Nagaland's unique floral and faunal biodiversity acts as insurance against the adverse impacts of climate change, as emphasized by the Nagaland State Biodiversity Board on the eve of the International Day for Biological Diversity (IDB), observed annually on May 22. Likewise, the State's Minister for Environment, Forest & Climate Change called for collective action to protect, conserve, and sustainably utilise biodiversity and restore ecosystems as well as the balance of nature.
Whether these messages were customary rhetoric, occupational hazards, or ardent appeals, they align with the theme for IDB 2023, “From Agreement to Action: Build Back Biodiversity” and serve as crucial reminders to all stakeholders to take action on environmental concerns and implement concrete steps to safeguard the state's biodiversity.
To address these challenges in Nagaland, three pressing issues necessitate urgent policy intervention and concerted efforts from authorities and citizens. Firstly, Nagaland's performance in the annual NITI Aayog's Sustainable Development Index reveals a concerning trend. Despite traditionally excelling in social and environmental parameters, recent indices show a decline or lack of improvement in environment-related Sustainable Development Goals (SDGs). Goals such as Clean Water and Sanitation, Cities and Communities, Climate Action, Affordable and Clean Energy, Sustainable Consumption & Production, and Life on Land have witnessed no progress or even setbacks. This underperformance must be promptly addressed through effective policies and targeted actions.
Furthermore, the latest biennial report, “India State of Forest Report 2021,” highlights a decline of 235 square kilometre in Nagaland's forest cover between 2019 and 2021. Although the state still boasts a considerable forest cover of 73.90% of its total geographical area, the rate of decline is alarming. Additionally, the periodic “Desertification and Land Degradation Atlas of India” published by the Space Applications Centre (SAC), Indian Space Research Organisation (ISRO), reveals significant desertification and land degradation in Nagaland. These findings necessitate concrete countermeasures to prevent further degradation and protect the fragile ecosystem.

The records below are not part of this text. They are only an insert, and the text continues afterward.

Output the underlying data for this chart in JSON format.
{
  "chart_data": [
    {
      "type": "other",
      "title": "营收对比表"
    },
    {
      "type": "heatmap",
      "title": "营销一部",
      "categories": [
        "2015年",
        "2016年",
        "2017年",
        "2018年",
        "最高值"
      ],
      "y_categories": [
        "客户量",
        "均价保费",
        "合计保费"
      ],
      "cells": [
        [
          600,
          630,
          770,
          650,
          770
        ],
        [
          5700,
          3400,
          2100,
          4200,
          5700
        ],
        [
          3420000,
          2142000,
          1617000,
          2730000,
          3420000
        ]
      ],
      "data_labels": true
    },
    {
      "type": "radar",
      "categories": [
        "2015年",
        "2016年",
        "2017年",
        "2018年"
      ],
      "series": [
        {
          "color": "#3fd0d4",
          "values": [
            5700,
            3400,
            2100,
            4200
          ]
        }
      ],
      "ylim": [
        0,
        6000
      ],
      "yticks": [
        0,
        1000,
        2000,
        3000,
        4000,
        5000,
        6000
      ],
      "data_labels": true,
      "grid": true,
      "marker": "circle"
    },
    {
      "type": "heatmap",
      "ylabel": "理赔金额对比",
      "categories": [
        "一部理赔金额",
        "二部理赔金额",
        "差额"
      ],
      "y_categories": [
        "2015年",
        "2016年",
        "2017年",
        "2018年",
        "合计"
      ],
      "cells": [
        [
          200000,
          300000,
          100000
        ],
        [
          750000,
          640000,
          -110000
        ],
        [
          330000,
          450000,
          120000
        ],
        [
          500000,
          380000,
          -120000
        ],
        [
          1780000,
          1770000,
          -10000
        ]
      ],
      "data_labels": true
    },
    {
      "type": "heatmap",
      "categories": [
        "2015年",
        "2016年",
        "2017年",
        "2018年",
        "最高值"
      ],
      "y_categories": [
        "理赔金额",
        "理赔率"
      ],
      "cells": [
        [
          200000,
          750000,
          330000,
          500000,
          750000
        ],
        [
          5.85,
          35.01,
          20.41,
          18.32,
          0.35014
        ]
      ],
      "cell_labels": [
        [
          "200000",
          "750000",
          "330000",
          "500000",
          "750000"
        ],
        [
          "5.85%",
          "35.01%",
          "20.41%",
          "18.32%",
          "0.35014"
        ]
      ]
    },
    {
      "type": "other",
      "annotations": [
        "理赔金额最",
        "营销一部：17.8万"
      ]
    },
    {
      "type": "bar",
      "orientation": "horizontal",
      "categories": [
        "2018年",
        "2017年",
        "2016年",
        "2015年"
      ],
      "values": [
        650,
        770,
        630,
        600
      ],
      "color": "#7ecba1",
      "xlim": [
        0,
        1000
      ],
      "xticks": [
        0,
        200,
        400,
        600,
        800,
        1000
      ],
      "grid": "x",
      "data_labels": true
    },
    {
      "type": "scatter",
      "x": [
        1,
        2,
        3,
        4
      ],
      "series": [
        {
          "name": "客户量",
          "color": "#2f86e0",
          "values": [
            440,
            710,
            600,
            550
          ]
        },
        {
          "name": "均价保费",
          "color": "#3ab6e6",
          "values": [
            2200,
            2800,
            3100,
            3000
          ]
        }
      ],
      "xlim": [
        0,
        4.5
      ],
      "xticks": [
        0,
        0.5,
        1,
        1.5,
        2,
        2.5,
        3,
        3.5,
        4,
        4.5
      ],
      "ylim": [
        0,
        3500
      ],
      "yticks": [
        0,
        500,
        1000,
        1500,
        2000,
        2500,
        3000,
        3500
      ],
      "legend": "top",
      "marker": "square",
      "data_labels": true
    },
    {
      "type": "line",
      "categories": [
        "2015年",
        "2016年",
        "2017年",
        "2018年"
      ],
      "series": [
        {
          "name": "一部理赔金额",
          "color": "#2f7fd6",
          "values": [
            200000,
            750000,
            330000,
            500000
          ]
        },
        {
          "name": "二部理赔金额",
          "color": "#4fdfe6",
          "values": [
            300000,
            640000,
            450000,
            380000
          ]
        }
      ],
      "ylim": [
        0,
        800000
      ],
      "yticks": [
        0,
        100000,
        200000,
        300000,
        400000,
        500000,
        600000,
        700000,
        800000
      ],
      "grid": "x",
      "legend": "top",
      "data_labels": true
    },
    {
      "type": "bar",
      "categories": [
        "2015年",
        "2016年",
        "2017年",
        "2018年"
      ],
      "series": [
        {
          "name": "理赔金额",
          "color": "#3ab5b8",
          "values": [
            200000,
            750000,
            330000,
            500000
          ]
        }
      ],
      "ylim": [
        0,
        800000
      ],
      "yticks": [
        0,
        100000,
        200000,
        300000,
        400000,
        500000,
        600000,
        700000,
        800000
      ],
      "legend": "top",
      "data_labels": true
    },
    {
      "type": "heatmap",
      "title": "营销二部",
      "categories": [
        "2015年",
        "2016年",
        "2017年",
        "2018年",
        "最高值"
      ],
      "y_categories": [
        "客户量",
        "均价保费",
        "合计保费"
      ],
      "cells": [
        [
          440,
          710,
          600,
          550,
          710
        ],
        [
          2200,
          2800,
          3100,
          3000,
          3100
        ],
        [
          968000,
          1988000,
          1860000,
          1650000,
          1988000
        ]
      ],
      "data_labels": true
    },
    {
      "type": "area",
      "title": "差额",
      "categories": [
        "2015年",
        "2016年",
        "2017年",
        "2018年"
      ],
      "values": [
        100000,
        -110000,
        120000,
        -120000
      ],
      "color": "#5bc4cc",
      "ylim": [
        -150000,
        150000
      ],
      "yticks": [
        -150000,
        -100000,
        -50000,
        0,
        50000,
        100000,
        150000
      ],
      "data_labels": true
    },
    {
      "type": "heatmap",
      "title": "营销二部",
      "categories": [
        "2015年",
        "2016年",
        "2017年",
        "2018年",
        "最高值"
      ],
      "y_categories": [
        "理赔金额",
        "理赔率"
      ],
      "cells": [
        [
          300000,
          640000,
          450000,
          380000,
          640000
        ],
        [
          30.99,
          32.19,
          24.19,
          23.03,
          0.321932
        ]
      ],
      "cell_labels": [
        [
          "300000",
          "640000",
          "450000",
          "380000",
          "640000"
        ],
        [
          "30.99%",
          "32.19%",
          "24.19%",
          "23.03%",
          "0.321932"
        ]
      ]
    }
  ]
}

The third critical issue revolves around a proposed amendment to the Forest Conservation (FC) Act, 1980. As reported in The Morung Express (May 19 Print), the amendment bill, introduced in Lok Sabha on March 29, 2023, seeks to grant greater legal flexibility to the government and developers for implementing infrastructure projects in ecologically sensitive forest areas. The bill, among others, proposes to exempt forest land situated within 100 km along the international borders, Line of Control, or Line of Actual Control, for the construction of strategic linear projects of national importance or security, subject to specified terms and conditions by the central government's guidelines.
This proposal has raised concerns among many, as it could have detrimental consequences for the state's unique floral and faunal biodiversity, which the NSBB describes as a safeguard against the adverse impacts of climate change. It is crucial for the State Government to express its concerns and ensure that this amendment does not compromise the conservation efforts and environmental sustainability of Nagaland.
At this juncture, those in positions of power and all stakeholders must implement state-centric policy measures to safeguard Nagaland's fragile biodiversity. The fact that nearly 90% of the state's forests are community-owned should not serve as an excuse for complacency. The Nagaland State Biodiversity Board has emphasised the need for multi-pronged strategies to ensure the continued provision of ecosystem services for humanity, and it is imperative that the Board take the lead.